Greg Butcher
Greg Butcher is the Migratory Species Coordinator with the U.S. Forest Service International Programs, working with birds, bats, and monarch butterflies. The Migratory Species Program focuses on promoting conservation south of the U.S. border to supplement Forest Service conservation efforts in the U.S. Projects are primarily in the Western Hemisphere and include grassland and forest bird, shorebird, and waterbird research and conservation. Greg is a longtime member of the SJV Management Board, providing many years of guidance and knowledge to the SJV. He is also a member of the North American Bird Conservation Initiative, Western Hemisphere Shorebird Reserve Network, and Partners in Flight’s landbird conservation program.
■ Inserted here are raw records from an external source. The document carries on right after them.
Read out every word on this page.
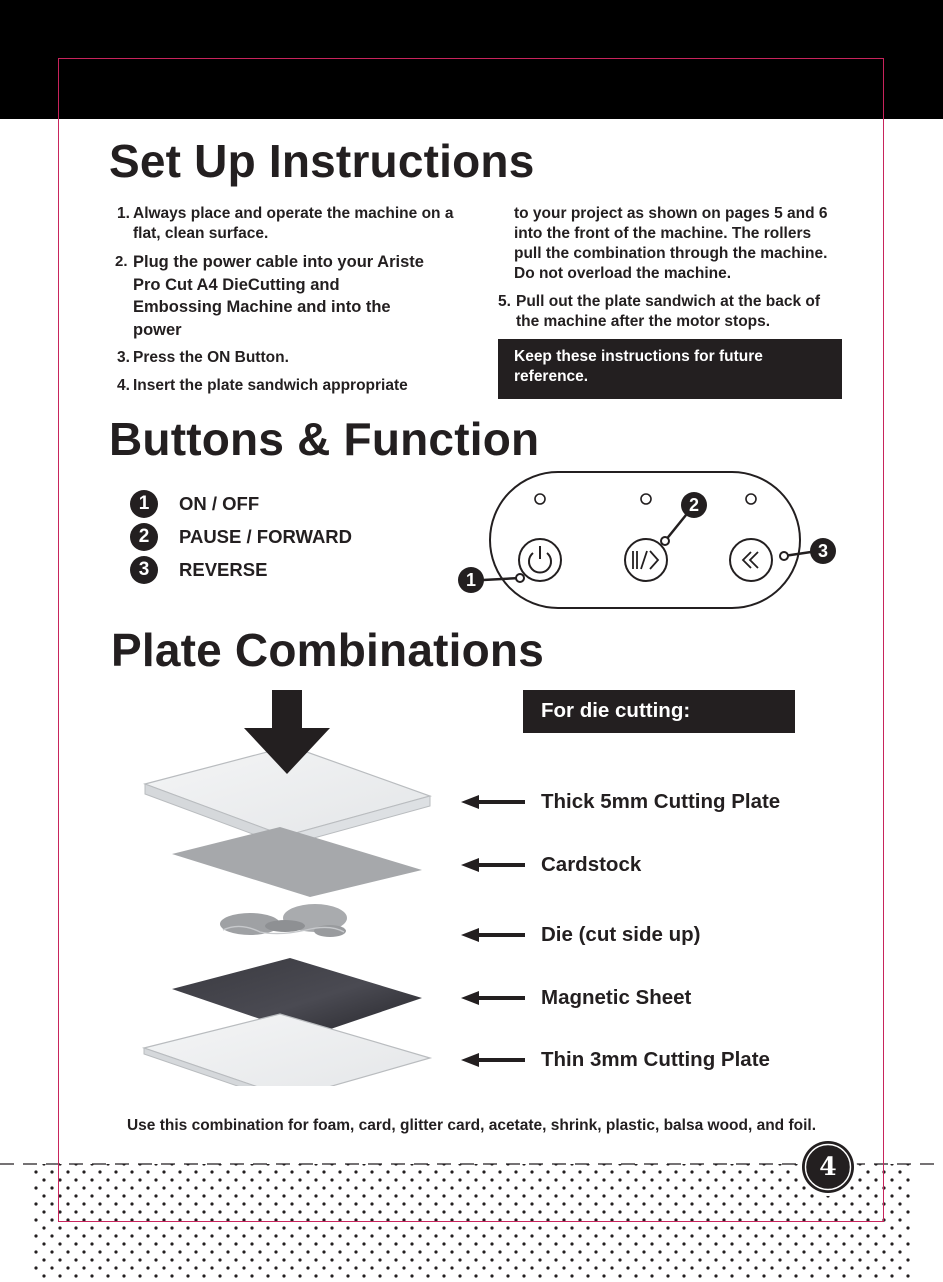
Set Up Instructions
1. Always place and operate the machine on a flat, clean surface.
2. Plug the power cable into your Ariste Pro Cut A4 DieCutting and Embossing Machine and into the power
3. Press the ON Button.
4. Insert the plate sandwich appropriate
to your project as shown on pages 5 and 6 into the front of the machine. The rollers pull the combination through the machine. Do not overload the machine.
5. Pull out the plate sandwich at the back of the machine after the motor stops.
Keep these instructions for future reference.
Buttons & Function
1	ON / OFF
2	PAUSE / FORWARD
3	REVERSE	1
2
3
Plate Combinations
For die cutting:
Thick 5mm Cutting Plate
Cardstock
Die (cut side up)
Magnetic Sheet
Thin 3mm Cutting Plate
Use this combination for foam, card, glitter card, acetate, shrink, plastic, balsa wood, and foil.
4
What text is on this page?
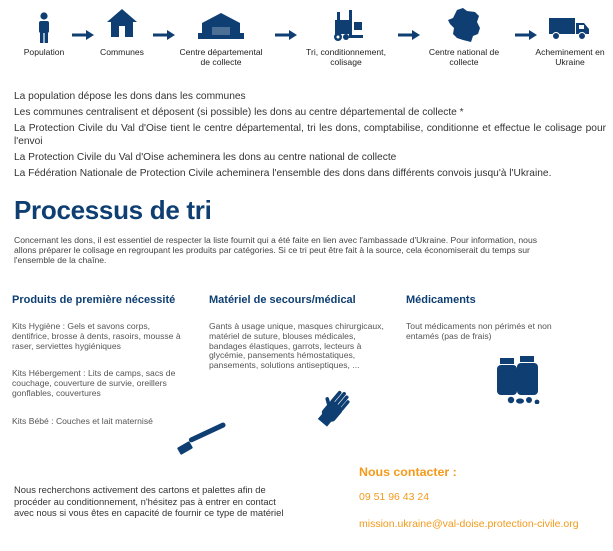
Population	Communes	Centre départemental
de collecte
Tri, conditionnement,
colisage
Centre national de
collecte
Acheminement en
Ukraine

La population dépose les dons dans les communes

Les communes centralisent et déposent (si possible) les dons au centre départemental de collecte *

La Protection Civile du Val d'Oise tient le centre départemental, tri les dons, comptabilise, conditionne et effectue le colisage pour l'envoi

La Protection Civile du Val d'Oise acheminera les dons au centre national de collecte

La Fédération Nationale de Protection Civile acheminera l'ensemble des dons dans différents convois jusqu'à l'Ukraine.

Processus de tri
Concernant les dons, il est essentiel de respecter la liste fournit qui a été faite en lien avec l'ambassade d'Ukraine. Pour information, nous allons préparer le colisage en regroupant les produits par catégories. Si ce tri peut être fait à la source, cela économiserait du temps sur l'ensemble de la chaîne.
Produits de première nécessité
Kits Hygiène : Gels et savons corps, dentifrice, brosse à dents, rasoirs, mousse à raser, serviettes hygiéniques
Kits Hébergement : Lits de camps, sacs de couchage, couverture de survie, oreillers gonflables, couvertures
Kits Bébé : Couches et lait maternisé
Matériel de secours/médical
Gants à usage unique, masques chirurgicaux, matériel de suture, blouses médicales, bandages élastiques, garrots, lecteurs à glycémie, pansements hémostatiques, pansements, solutions antiseptiques, ...
Médicaments
Tout médicaments non périmés et non entamés (pas de frais)
Nous recherchons activement des cartons et palettes afin de procéder au conditionnement, n'hésitez pas à entrer en contact avec nous si vous êtes en capacité de fournir ce type de matériel
Nous contacter :
09 51 96 43 24
mission.ukraine@val-doise.protection-civile.org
There are several national forests within the SJV’s U.S. boundary and many of the breeding birds in those forests winter in the Mexican portion of the SJV. Thus, the SJV helps the Forest Service plan for full-annual-cycle conservation for species for which the Forest Service has conservation responsibility. Greg has participated in the development of the Tropical Dry Forest Bird Conservation Business planning process of Partners in Flight, which is based in large part on the SJV’s conservation planning.
The SJV region encompasses some of the most beautiful areas on the planet, from La Paz and Mazatlán in the south, to Anza-Borrego Desert State Park and the Sky Islands of southeastern Arizona in the north. Greg says that he “will never forget my literary introduction to the area through The Log from the Sea of Cortez by John Steinbeck and Ed Ricketts.”